【叔父様ノ覚エ書】~叔父様の書物をこっそりと読みましたら、叔父様が殺されたらしいとわかりました。お可哀想な叔父様。待っていてくださいね。美咲がきっと助けて差し上げます…~






 美咲ちやんはもう七つになつた。

 觸れたら溶けて了いさうな雪のやうに白い肌に、陶器で出來たやうなとろつとした大きな瞳。

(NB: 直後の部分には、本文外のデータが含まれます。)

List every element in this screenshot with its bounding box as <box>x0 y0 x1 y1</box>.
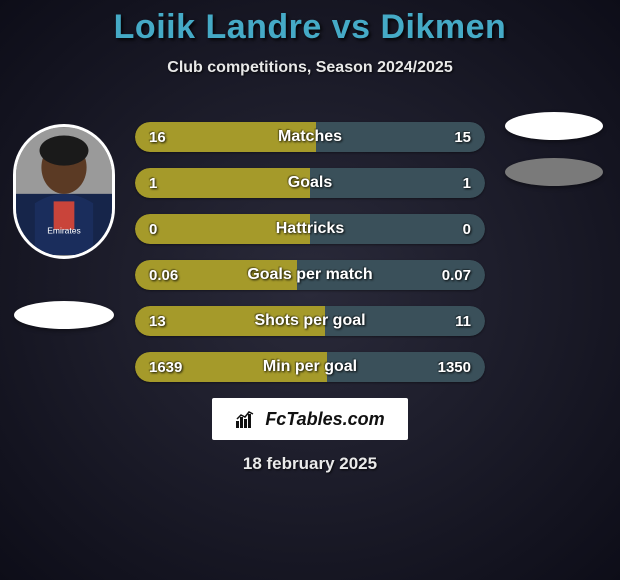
brand-text: FcTables.com <box>265 409 384 430</box>
avatar-placeholder-icon: Emirates <box>16 127 112 256</box>
stat-label: Min per goal <box>135 352 485 382</box>
stat-row: 13Shots per goal11 <box>135 306 485 336</box>
player-left-avatar: Emirates <box>13 124 115 259</box>
player-left-name-oval <box>14 301 114 329</box>
page-title: Loiik Landre vs Dikmen <box>0 0 620 47</box>
player-right-oval-2 <box>505 158 603 186</box>
stat-value-right: 11 <box>455 306 471 336</box>
player-right-column <box>498 112 610 204</box>
footer-date: 18 february 2025 <box>0 454 620 474</box>
brand-logo-icon <box>235 409 257 429</box>
stat-label: Goals per match <box>135 260 485 290</box>
page-subtitle: Club competitions, Season 2024/2025 <box>0 59 620 77</box>
stat-value-right: 1350 <box>438 352 471 382</box>
stat-value-right: 1 <box>463 168 471 198</box>
stat-value-right: 0 <box>463 214 471 244</box>
player-left-column: Emirates <box>8 124 120 329</box>
stat-row: 1639Min per goal1350 <box>135 352 485 382</box>
stat-value-right: 0.07 <box>442 260 471 290</box>
stat-label: Shots per goal <box>135 306 485 336</box>
player-right-oval-1 <box>505 112 603 140</box>
stat-label: Hattricks <box>135 214 485 244</box>
stat-label: Goals <box>135 168 485 198</box>
stats-container: 16Matches15 1Goals1 0Hattricks0 0.06Goals p… <box>135 122 485 398</box>
stat-label: Matches <box>135 122 485 152</box>
brand-badge: FcTables.com <box>212 398 408 440</box>
stat-row: 0Hattricks0 <box>135 214 485 244</box>
svg-text:Emirates: Emirates <box>47 225 80 235</box>
stat-value-right: 15 <box>454 122 471 152</box>
stat-row: 16Matches15 <box>135 122 485 152</box>
stat-row: 1Goals1 <box>135 168 485 198</box>
stat-row: 0.06Goals per match0.07 <box>135 260 485 290</box>
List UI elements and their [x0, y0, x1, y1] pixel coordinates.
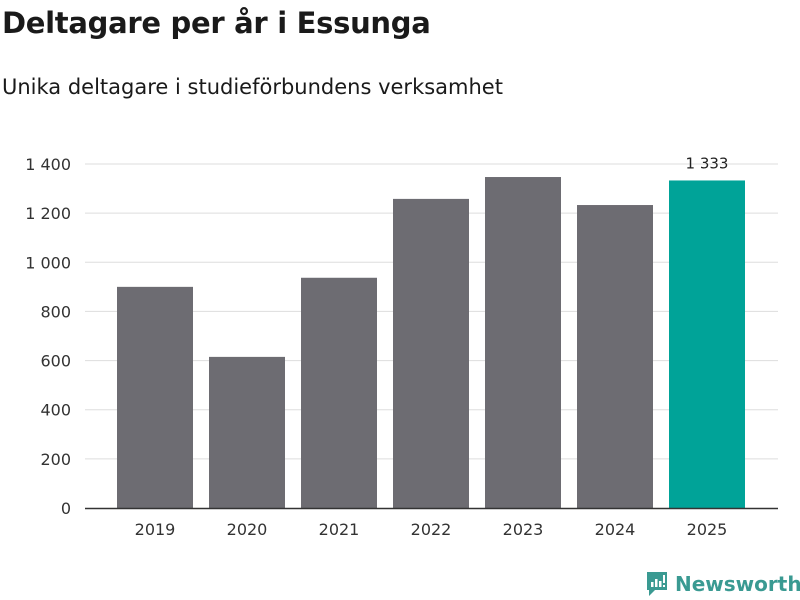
bar-2023 [485, 177, 561, 508]
chart-title: Deltagare per år i Essunga [2, 6, 431, 40]
data-label: 1 333 [686, 154, 729, 172]
bar-2020 [209, 356, 285, 508]
x-tick-label: 2019 [135, 520, 176, 539]
y-tick-label: 400 [40, 401, 71, 420]
y-tick-label: 0 [61, 499, 71, 518]
x-tick-label: 2025 [687, 520, 728, 539]
bar-2025 [669, 180, 745, 508]
newsworthy-logo-icon [647, 572, 667, 596]
x-tick-label: 2022 [411, 520, 452, 539]
chart-subtitle: Unika deltagare i studieförbundens verks… [2, 75, 503, 99]
bar-2022 [393, 198, 469, 509]
brand-name: Newsworthy [675, 572, 800, 596]
y-tick-label: 200 [40, 450, 71, 469]
x-tick-label: 2021 [319, 520, 360, 539]
y-tick-label: 1 000 [25, 253, 71, 272]
bar-2019 [117, 286, 193, 508]
bar-2021 [301, 277, 377, 508]
x-tick-label: 2023 [503, 520, 544, 539]
y-tick-label: 800 [40, 302, 71, 321]
y-tick-label: 1 200 [25, 204, 71, 223]
x-tick-label: 2020 [227, 520, 268, 539]
y-tick-label: 600 [40, 352, 71, 371]
newsworthy-logo: Newsworthy [645, 570, 800, 598]
bar-2024 [577, 205, 653, 508]
x-tick-label: 2024 [595, 520, 636, 539]
y-tick-label: 1 400 [25, 155, 71, 174]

 黑眼は水底のやうに深く、白眼は靑磁のやうに澄(す)んでゐる。

 小さな唇はぷつくりと丸く、さくらんぼうのやう。

 人形のやうに愛らしい姿に、可愛い声。

 少し甘えん坊な處が有るけれど其那ところも殊の外愛らしい。

 僕もいづれ奥さんを貰い娘を授かることが出來たのなら、美咲ちやんのやうな子が良いと考へたりする。



 最近は良く學校の歸りに僕の元へ遊びに來て呉れる。

 美咲ちゃんはきつと誰より美しい娘になつて、立派な他家に嫁いでゆくに違いない。

 何時か來る其の時、僕は如何那(どんな)氣持ちで見送るだらう。

 芳樹兄さんは泣くだらう。

 僕も泣いて了う氣がする。



 しばし脱線して了つた。

 親族のことを思ふと、故郷が懷かしくなるのは僕に限つたことではないだらう。

 I市の観光もそこそこに、僕は故郷へ歸る算段を立てた。



「もうお發ちになるんですか」

「歸ると決めたら、何だか氣が急いて了つて」



 朝早く旅館の門を出た。

 女將(おかみ)はタクシイを呼びませうかと言つて呉れたけれど、バスが出てゐるのを知つてゐたので斷つた。

 財布の中身に其れ程餘裕がなかつたのだ。

 頭にはグレイの帽子と黒革の手袋を身に着けて、バス停に向かつた。

 白い息は朝の空気に解(ほど)けるやうにして消へてゐく。

 晴れてゐるのに、何處か霞(かすみ)掛かつたやうな天気だつた。



 天津川に掛かるアヽチ状の橋の眞ん中で立ち止つた。

 川の南側を渡し舟が一艘、ゆつくりと流れてゐる。

 船頭が拍子良く櫂(かい)を漕いでゐた。

 數日間此の川の周邊(しゅうへん)をうろ附いてゐたのだけれど、此處で舟を見たのは初めてだつた。

 こんな朝早くから、客があるのだらうか。

 川下りは、春は櫻、夏は新綠、秋は紅葉と人氣がある。

 しかし、冬はさう面白いとは思へなかつた。第一寒い。

 近所の使いか何かだらう。

 さうだと決めつけて暫く眺めてゐた。

 舟の主のほうも僕に氣附いたらしく、こちらに向かつて輕く手を擧(あ)げた。

 バスの時刻迄暫く時間があつたので、少しばかり興味が惹かれて土手を下りて行つた。